Marc Lainé a conçu une scénographie tout en profondeur, avec trois écrans vidéos au dessus des comédiens pour capter des scènes croustillantes dont certaines ont été rajoutées par Marcial Di Fonzo comme celle du tournage pour une publicité pour une saucé épicée « Cholula » qui ne manque pas de piment.

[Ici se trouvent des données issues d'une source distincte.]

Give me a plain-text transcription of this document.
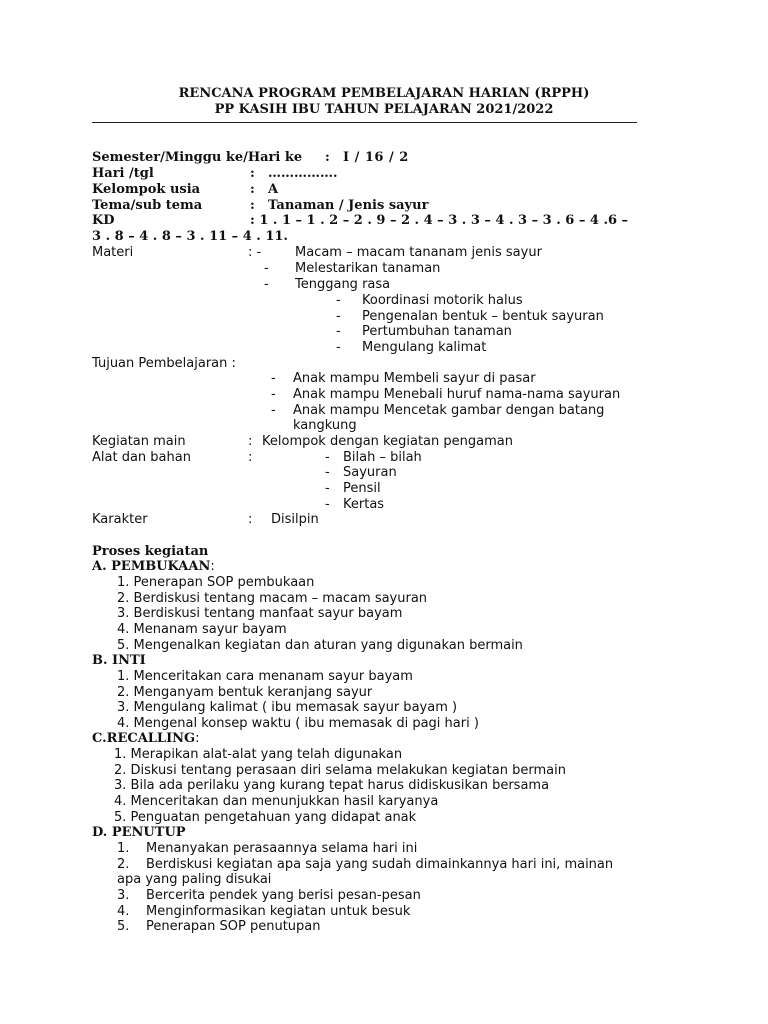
RENCANA PROGRAM PEMBELAJARAN HARIAN (RPPH)
PP KASIH IBU TAHUN PELAJARAN 2021/2022
Semester/Minggu ke/Hari ke : I / 16 / 2
Hari /tgl	: …………….
Kelompok usia	: A
Tema/sub tema	: Tanaman / Jenis sayur
KD	: 1 . 1 – 1 . 2 – 2 . 9 – 2 . 4 – 3 . 3 – 4 . 3 – 3 . 6 – 4 .6 –
3 . 8 – 4 . 8 – 3 . 11 – 4 . 11.
Materi	: -	Macam – macam tananam jenis sayur
- Melestarikan tanaman
- Tenggang rasa
- Koordinasi motorik halus
- Pengenalan bentuk – bentuk sayuran
- Pertumbuhan tanaman
- Mengulang kalimat
Tujuan Pembelajaran :
- Anak mampu Membeli sayur di pasar
- Anak mampu Menebali huruf nama-nama sayuran
- Anak mampu Mencetak gambar dengan batang
kangkung
Kegiatan main	: Kelompok dengan kegiatan pengaman
Alat dan bahan	:	- Bilah – bilah
- Sayuran
- Pensil
- Kertas
Karakter	: Disilpin
Proses kegiatan
A. PEMBUKAAN:
1. Penerapan SOP pembukaan
2. Berdiskusi tentang macam – macam sayuran
3. Berdiskusi tentang manfaat sayur bayam
4. Menanam sayur bayam
5. Mengenalkan kegiatan dan aturan yang digunakan bermain
B. INTI
1. Menceritakan cara menanam sayur bayam
2. Menganyam bentuk keranjang sayur
3. Mengulang kalimat ( ibu memasak sayur bayam )
4. Mengenal konsep waktu ( ibu memasak di pagi hari )
C.RECALLING:
1. Merapikan alat-alat yang telah digunakan
2. Diskusi tentang perasaan diri selama melakukan kegiatan bermain
3. Bila ada perilaku yang kurang tepat harus didiskusikan bersama
4. Menceritakan dan menunjukkan hasil karyanya
5. Penguatan pengetahuan yang didapat anak
D. PENUTUP
1. Menanyakan perasaannya selama hari ini
2. Berdiskusi kegiatan apa saja yang sudah dimainkannya hari ini, mainan
apa yang paling disukai
3. Bercerita pendek yang berisi pesan-pesan
4. Menginformasikan kegiatan untuk besuk
5. Penerapan SOP penutupan
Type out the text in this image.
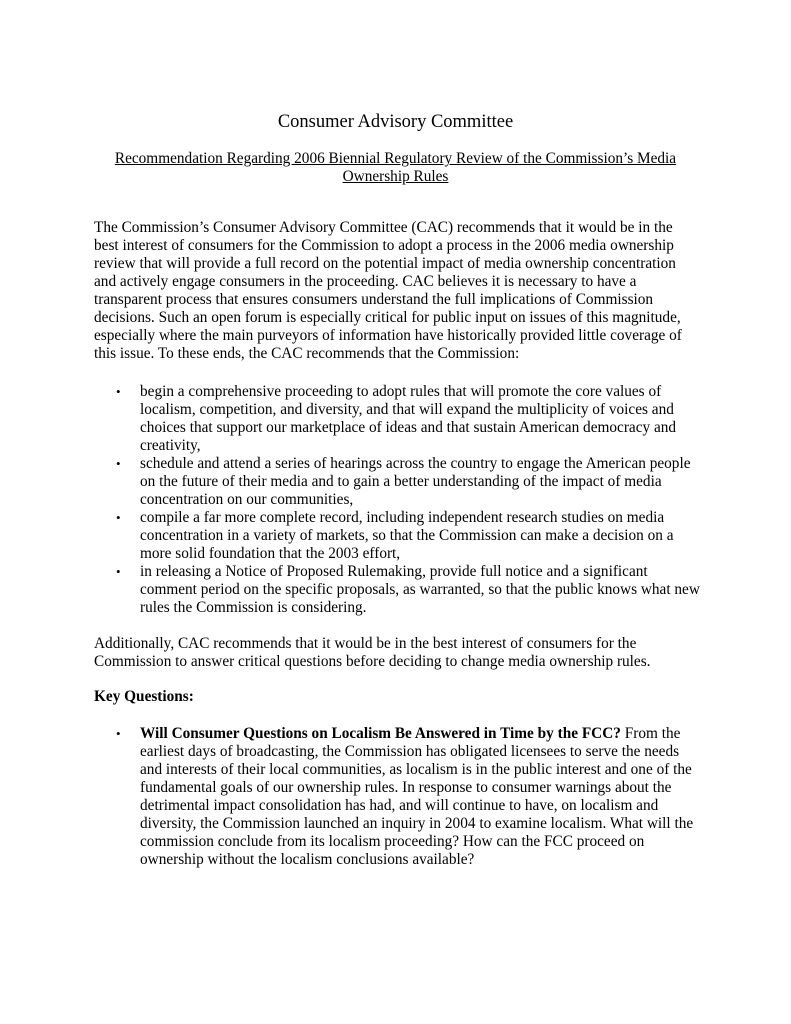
Consumer Advisory Committee
Recommendation Regarding 2006 Biennial Regulatory Review of the Commission’s Media Ownership Rules

The Commission’s Consumer Advisory Committee (CAC) recommends that it would be in the best interest of consumers for the Commission to adopt a process in the 2006 media ownership review that will provide a full record on the potential impact of media ownership concentration and actively engage consumers in the proceeding. CAC believes it is necessary to have a transparent process that ensures consumers understand the full implications of Commission decisions. Such an open forum is especially critical for public input on issues of this magnitude, especially where the main purveyors of information have historically provided little coverage of this issue. To these ends, the CAC recommends that the Commission:

• begin a comprehensive proceeding to adopt rules that will promote the core values of localism, competition, and diversity, and that will expand the multiplicity of voices and choices that support our marketplace of ideas and that sustain American democracy and creativity,
• schedule and attend a series of hearings across the country to engage the American people on the future of their media and to gain a better understanding of the impact of media concentration on our communities,
• compile a far more complete record, including independent research studies on media concentration in a variety of markets, so that the Commission can make a decision on a more solid foundation that the 2003 effort,
• in releasing a Notice of Proposed Rulemaking, provide full notice and a significant comment period on the specific proposals, as warranted, so that the public knows what new rules the Commission is considering.

Additionally, CAC recommends that it would be in the best interest of consumers for the Commission to answer critical questions before deciding to change media ownership rules.

Key Questions:
• Will Consumer Questions on Localism Be Answered in Time by the FCC? From the earliest days of broadcasting, the Commission has obligated licensees to serve the needs and interests of their local communities, as localism is in the public interest and one of the fundamental goals of our ownership rules. In response to consumer warnings about the detrimental impact consolidation has had, and will continue to have, on localism and diversity, the Commission launched an inquiry in 2004 to examine localism. What will the commission conclude from its localism proceeding? How can the FCC proceed on ownership without the localism conclusions available?
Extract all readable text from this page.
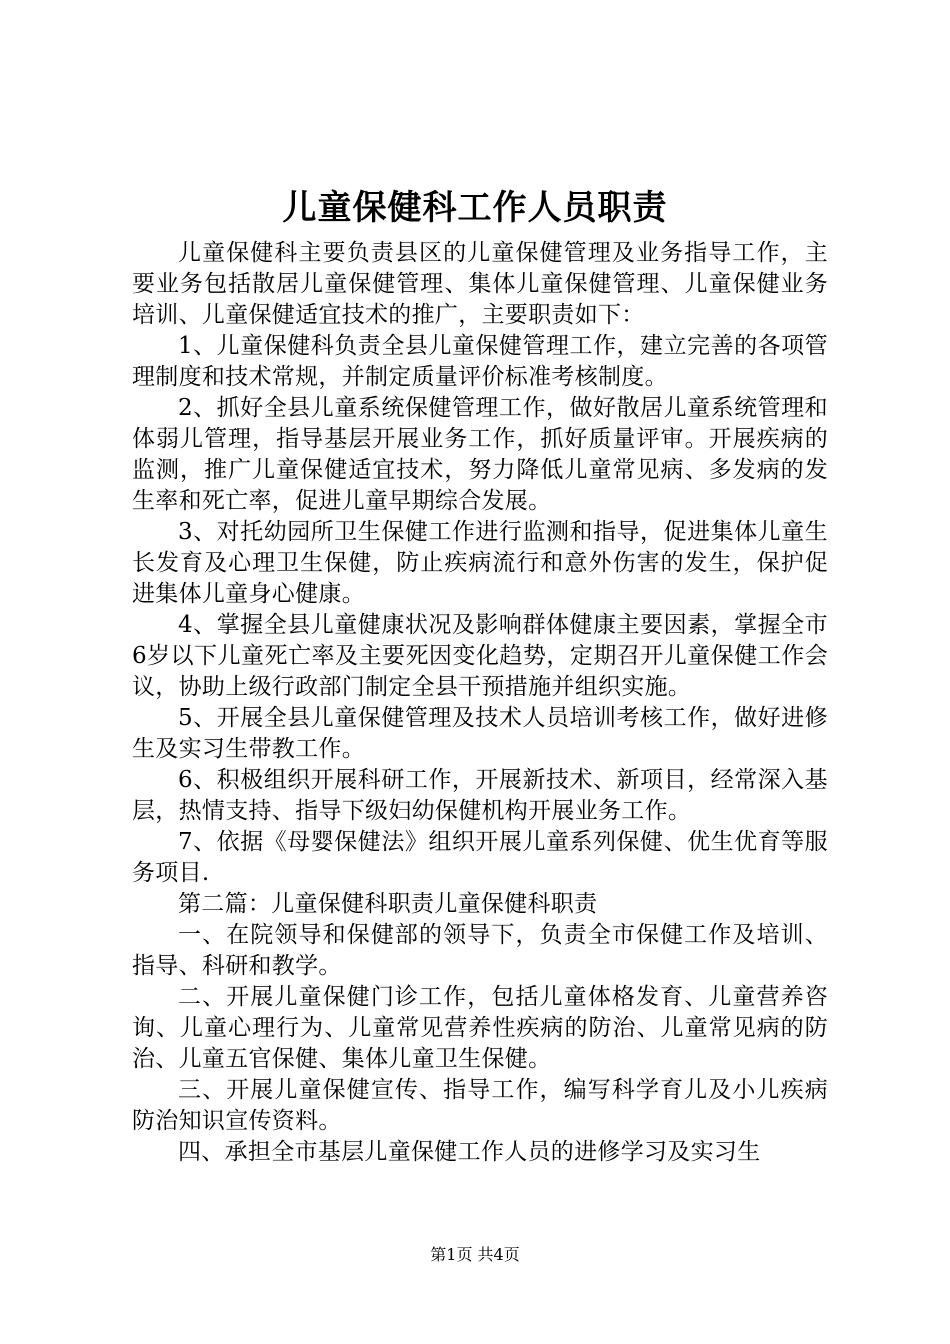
儿童保健科工作人员职责

儿童保健科主要负责县区的儿童保健管理及业务指导工作，主要业务包括散居儿童保健管理、集体儿童保健管理、儿童保健业务培训、儿童保健适宜技术的推广，主要职责如下：

1、儿童保健科负责全县儿童保健管理工作，建立完善的各项管理制度和技术常规，并制定质量评价标准考核制度。

2、抓好全县儿童系统保健管理工作，做好散居儿童系统管理和体弱儿管理，指导基层开展业务工作，抓好质量评审。开展疾病的监测，推广儿童保健适宜技术，努力降低儿童常见病、多发病的发生率和死亡率，促进儿童早期综合发展。

3、对托幼园所卫生保健工作进行监测和指导，促进集体儿童生长发育及心理卫生保健，防止疾病流行和意外伤害的发生，保护促进集体儿童身心健康。

4、掌握全县儿童健康状况及影响群体健康主要因素，掌握全市6岁以下儿童死亡率及主要死因变化趋势，定期召开儿童保健工作会议，协助上级行政部门制定全县干预措施并组织实施。

5、开展全县儿童保健管理及技术人员培训考核工作，做好进修生及实习生带教工作。

6、积极组织开展科研工作，开展新技术、新项目，经常深入基层，热情支持、指导下级妇幼保健机构开展业务工作。

7、依据《母婴保健法》组织开展儿童系列保健、优生优育等服务项目.

第二篇：儿童保健科职责儿童保健科职责

一、在院领导和保健部的领导下，负责全市保健工作及培训、指导、科研和教学。

二、开展儿童保健门诊工作，包括儿童体格发育、儿童营养咨询、儿童心理行为、儿童常见营养性疾病的防治、儿童常见病的防治、儿童五官保健、集体儿童卫生保健。

三、开展儿童保健宣传、指导工作，编写科学育儿及小儿疾病防治知识宣传资料。

四、承担全市基层儿童保健工作人员的进修学习及实习生

第1页 共4页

L’écriture de Petr Zelenka lorgne vers celle de Fassbinder, sans la même saveur. C’est une comédie chic, avec parfois des bons mots un peu faciles (digne du boulevard et d’Au théâtre ce soir). Marial Di Fonzo Bo enroulé dans un tapis clame par exemple « Je suis au bout du rouleau » lorsque le tapis se déplie. On sourit, on se demande si on ne s’est pas trompé de salle. Sommes-nous vraiment dans un CDN de la décentralisation ? Et puis la profondeur ressurgit dans la deuxième partie du spectacle. La mise en scène d’Elise Vigier et de Marcial Di Fonzo et le talent de Karin Viard retournent le situation.
On assiste à la déchéance de Véra. Elle est prise à son propre jeu. Chassée de sa société, elle perd de son influence. Le monde capitaliste est impitoyable. Elle finit à la rue, femme de ménage. Contraste saisissant. Et Karin Viard se transforme. On finit pas aimer son personnage. La comédienne a prêté pour la scénographie des documents personnels, des photos et des films d’enfance, on la voit bébé sur la plage. Véra est le film d’une vie. La comédienne aux deux Césars, collabore pour la troisième fois avec Elise Vigier et Marcial Di Fonzo, elle se donne à 200% sur le plateau. Et avec cette troupe bondissante, elle parvient à effacer les quelques faiblesses du texte. Enfin il convient de souligner la magnifique chanson écrite par Pierre Notte qui vient ponctuer la pièce.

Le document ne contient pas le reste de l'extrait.